- Positive developments in the race to a COVID-19 vaccine sent shares of stay-at-home stocks like Peloton plummeting on Monday.
- Peloton plummeted as much as 25% at intraday lows.
- The at-home fitness company saw a spike in sales due to the COVID-19 pandemic as consumers searched for exercise alternatives amid the stay-at-home orders.
- Watch Peloton trade live here.
Peloton shares fell by as much as 25% on Monday following drugmaker Pfizer’s announcement that its trial COVID-19 vaccine had a 90% efficacy rate in preventing infection.
A number of so-called stay-at-home stocks fell. A COVID-19 vaccine could hit the bottom line of companies like Peloton if consumers can safely return to public exercise spaces. Meanwhile, the likes of airlines and crude oil rallied sharply on the prospect that travel could pick up.
Video: Dow futures surge 1,500 points on Pfizer’s COVID-19 vaccine news (Fox Business)
Meanwhile, Pfizer surged 13% at intraday highs on Monday.

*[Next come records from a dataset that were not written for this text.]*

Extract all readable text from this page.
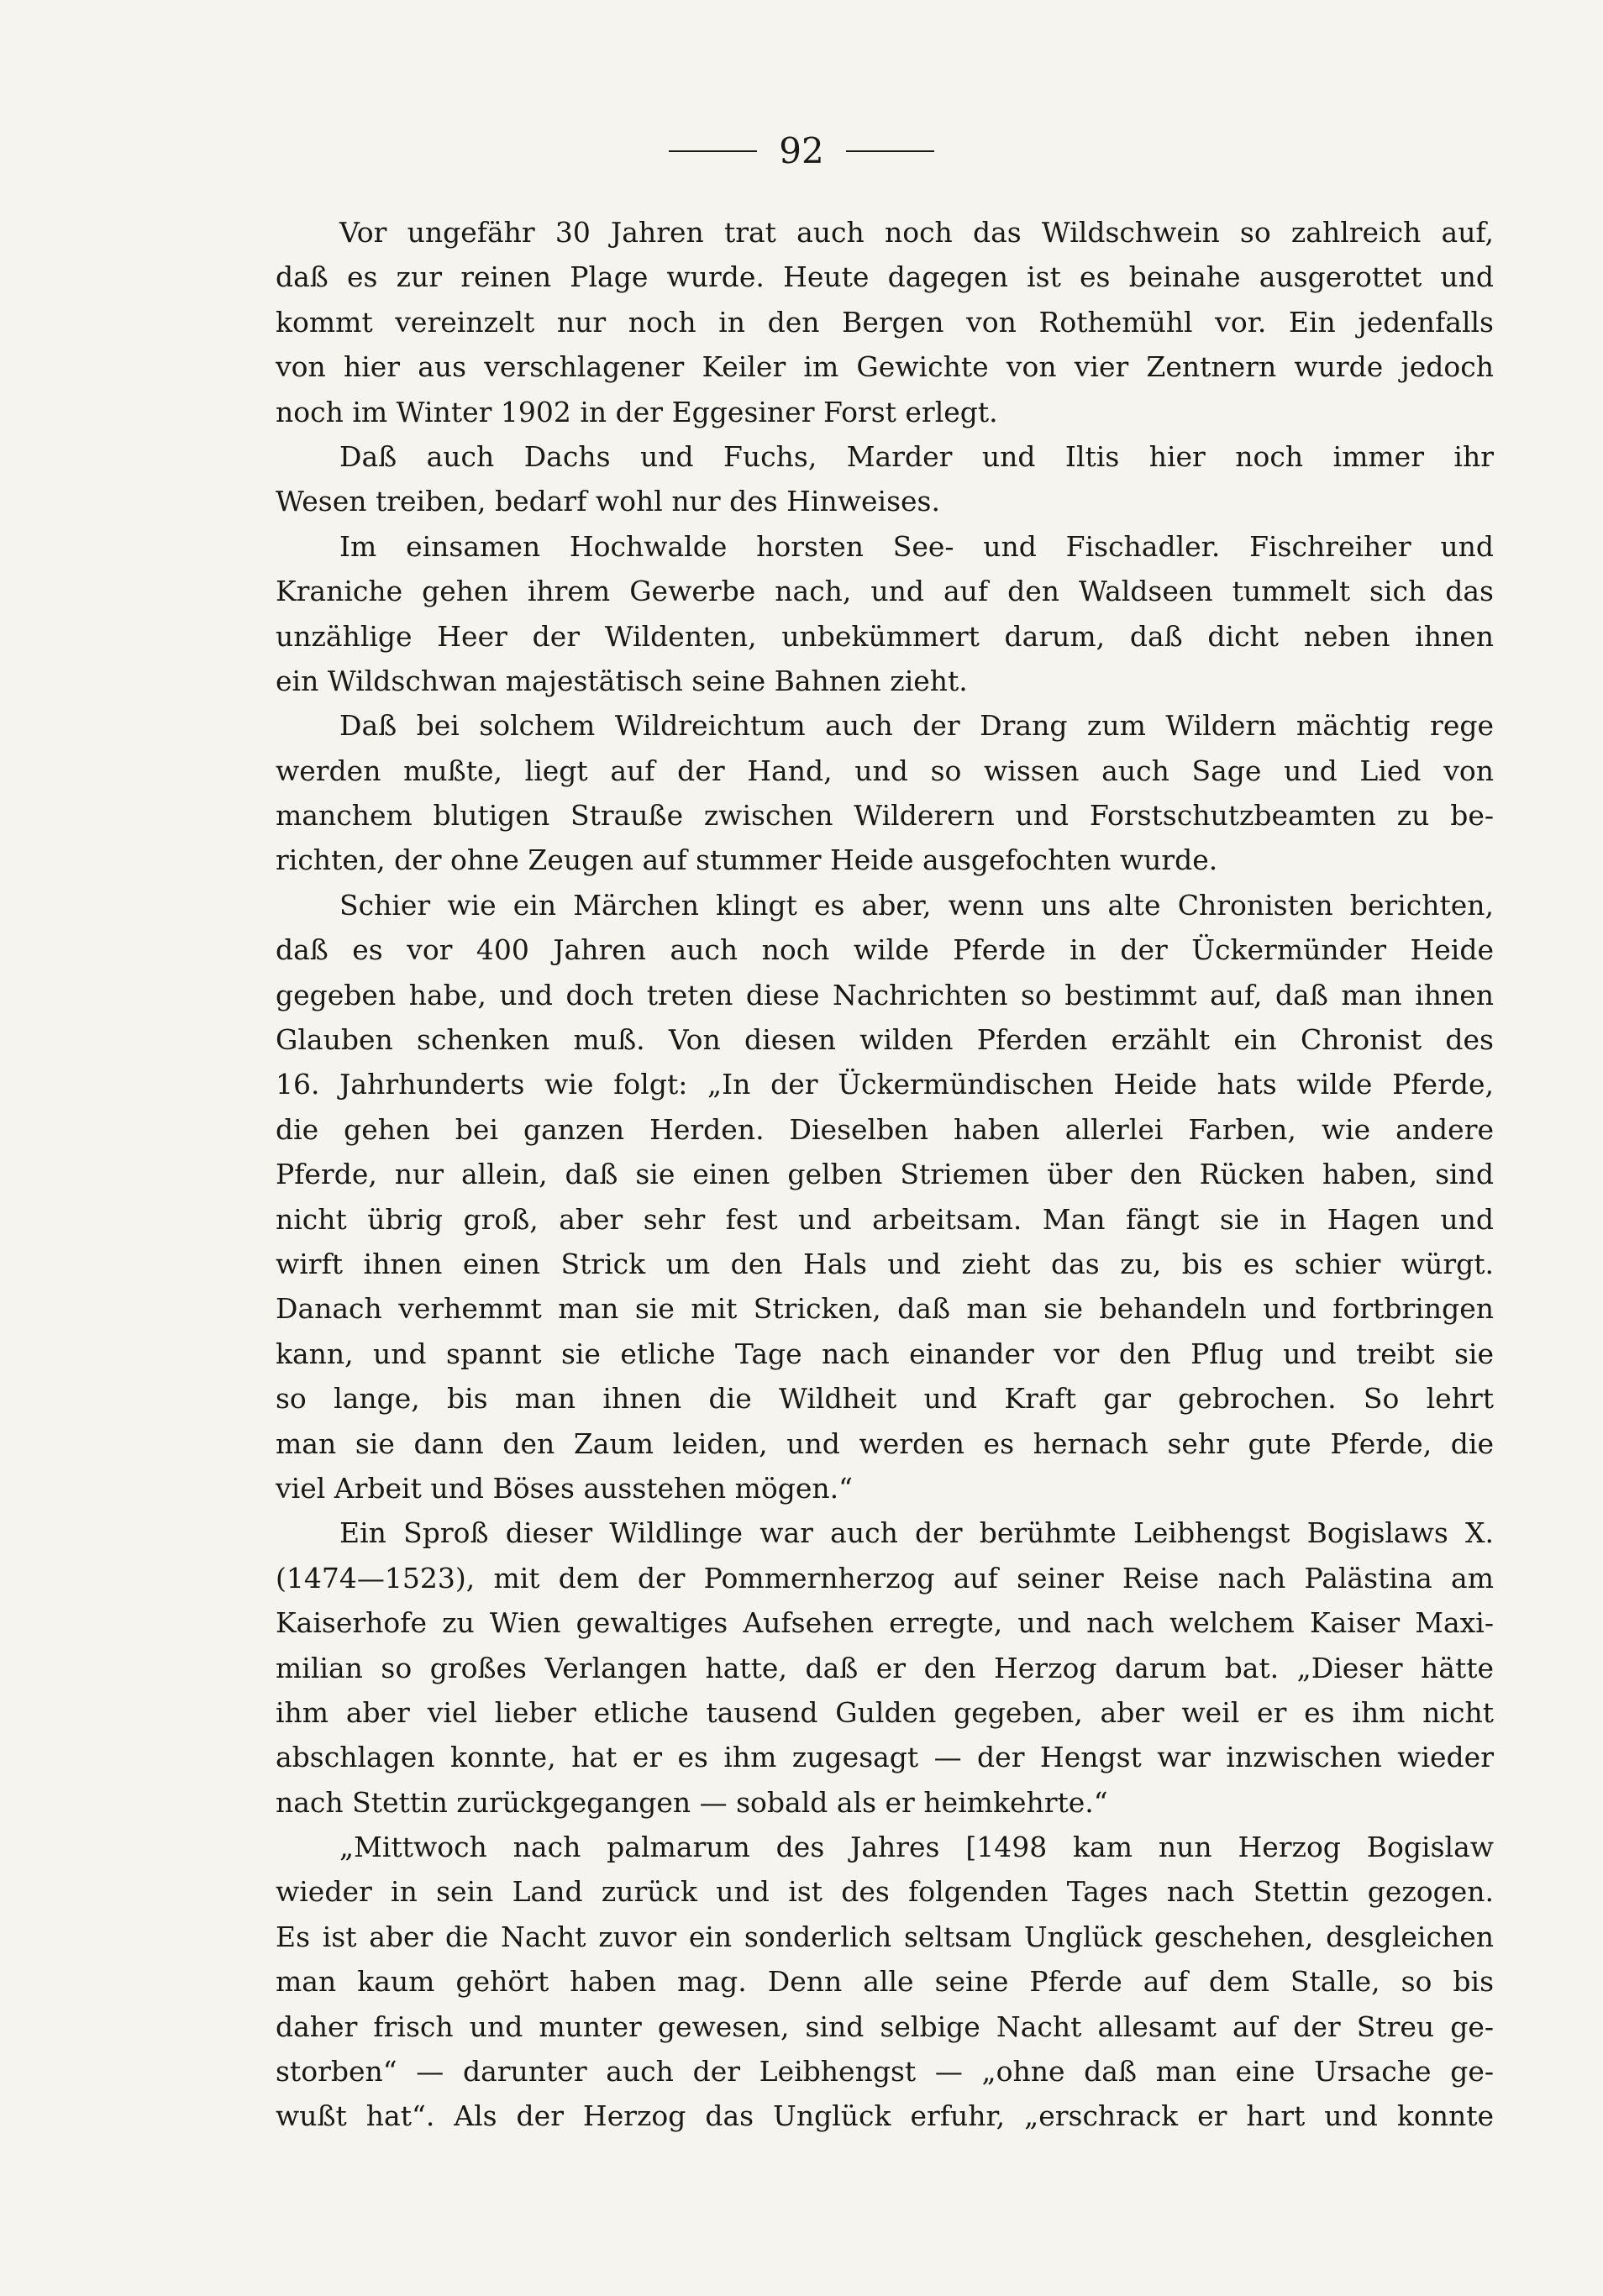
92
Vor ungefähr 30 Jahren trat auch noch das Wildschwein so zahlreich auf,
daß es zur reinen Plage wurde. Heute dagegen ist es beinahe ausgerottet und
kommt vereinzelt nur noch in den Bergen von Rothemühl vor. Ein jedenfalls
von hier aus verschlagener Keiler im Gewichte von vier Zentnern wurde jedoch
noch im Winter 1902 in der Eggesiner Forst erlegt.
Daß auch Dachs und Fuchs, Marder und Iltis hier noch immer ihr
Wesen treiben, bedarf wohl nur des Hinweises.
Im einsamen Hochwalde horsten See- und Fischadler. Fischreiher und
Kraniche gehen ihrem Gewerbe nach, und auf den Waldseen tummelt sich das
unzählige Heer der Wildenten, unbekümmert darum, daß dicht neben ihnen
ein Wildschwan majestätisch seine Bahnen zieht.
Daß bei solchem Wildreichtum auch der Drang zum Wildern mächtig rege
werden mußte, liegt auf der Hand, und so wissen auch Sage und Lied von
manchem blutigen Strauße zwischen Wilderern und Forstschutzbeamten zu be-
richten, der ohne Zeugen auf stummer Heide ausgefochten wurde.
Schier wie ein Märchen klingt es aber, wenn uns alte Chronisten berichten,
daß es vor 400 Jahren auch noch wilde Pferde in der Ückermünder Heide
gegeben habe, und doch treten diese Nachrichten so bestimmt auf, daß man ihnen
Glauben schenken muß. Von diesen wilden Pferden erzählt ein Chronist des
16. Jahrhunderts wie folgt: „In der Ückermündischen Heide hats wilde Pferde,
die gehen bei ganzen Herden. Dieselben haben allerlei Farben, wie andere
Pferde, nur allein, daß sie einen gelben Striemen über den Rücken haben, sind
nicht übrig groß, aber sehr fest und arbeitsam. Man fängt sie in Hagen und
wirft ihnen einen Strick um den Hals und zieht das zu, bis es schier würgt.
Danach verhemmt man sie mit Stricken, daß man sie behandeln und fortbringen
kann, und spannt sie etliche Tage nach einander vor den Pflug und treibt sie
so lange, bis man ihnen die Wildheit und Kraft gar gebrochen. So lehrt
man sie dann den Zaum leiden, und werden es hernach sehr gute Pferde, die
viel Arbeit und Böses ausstehen mögen.“
Ein Sproß dieser Wildlinge war auch der berühmte Leibhengst Bogislaws X.
(1474—1523), mit dem der Pommernherzog auf seiner Reise nach Palästina am
Kaiserhofe zu Wien gewaltiges Aufsehen erregte, und nach welchem Kaiser Maxi-
milian so großes Verlangen hatte, daß er den Herzog darum bat. „Dieser hätte
ihm aber viel lieber etliche tausend Gulden gegeben, aber weil er es ihm nicht
abschlagen konnte, hat er es ihm zugesagt — der Hengst war inzwischen wieder
nach Stettin zurückgegangen — sobald als er heimkehrte.“
„Mittwoch nach palmarum des Jahres [1498 kam nun Herzog Bogislaw
wieder in sein Land zurück und ist des folgenden Tages nach Stettin gezogen.
Es ist aber die Nacht zuvor ein sonderlich seltsam Unglück geschehen, desgleichen
man kaum gehört haben mag. Denn alle seine Pferde auf dem Stalle, so bis
daher frisch und munter gewesen, sind selbige Nacht allesamt auf der Streu ge-
storben“ — darunter auch der Leibhengst — „ohne daß man eine Ursache ge-
wußt hat“. Als der Herzog das Unglück erfuhr, „erschrack er hart und konnte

The exercise equipment company thrived during the coronavirus pandemic, as lockdowns and restrictions on exercise outside the home drove people to its premium bike and treadmill products after gyms were forced to close. The surge was realized in its tripled quarterly results in early November, when Peloton reported a fiscal first-quarter sales growth of 232%, surpassing both internal and Wall Street expectations.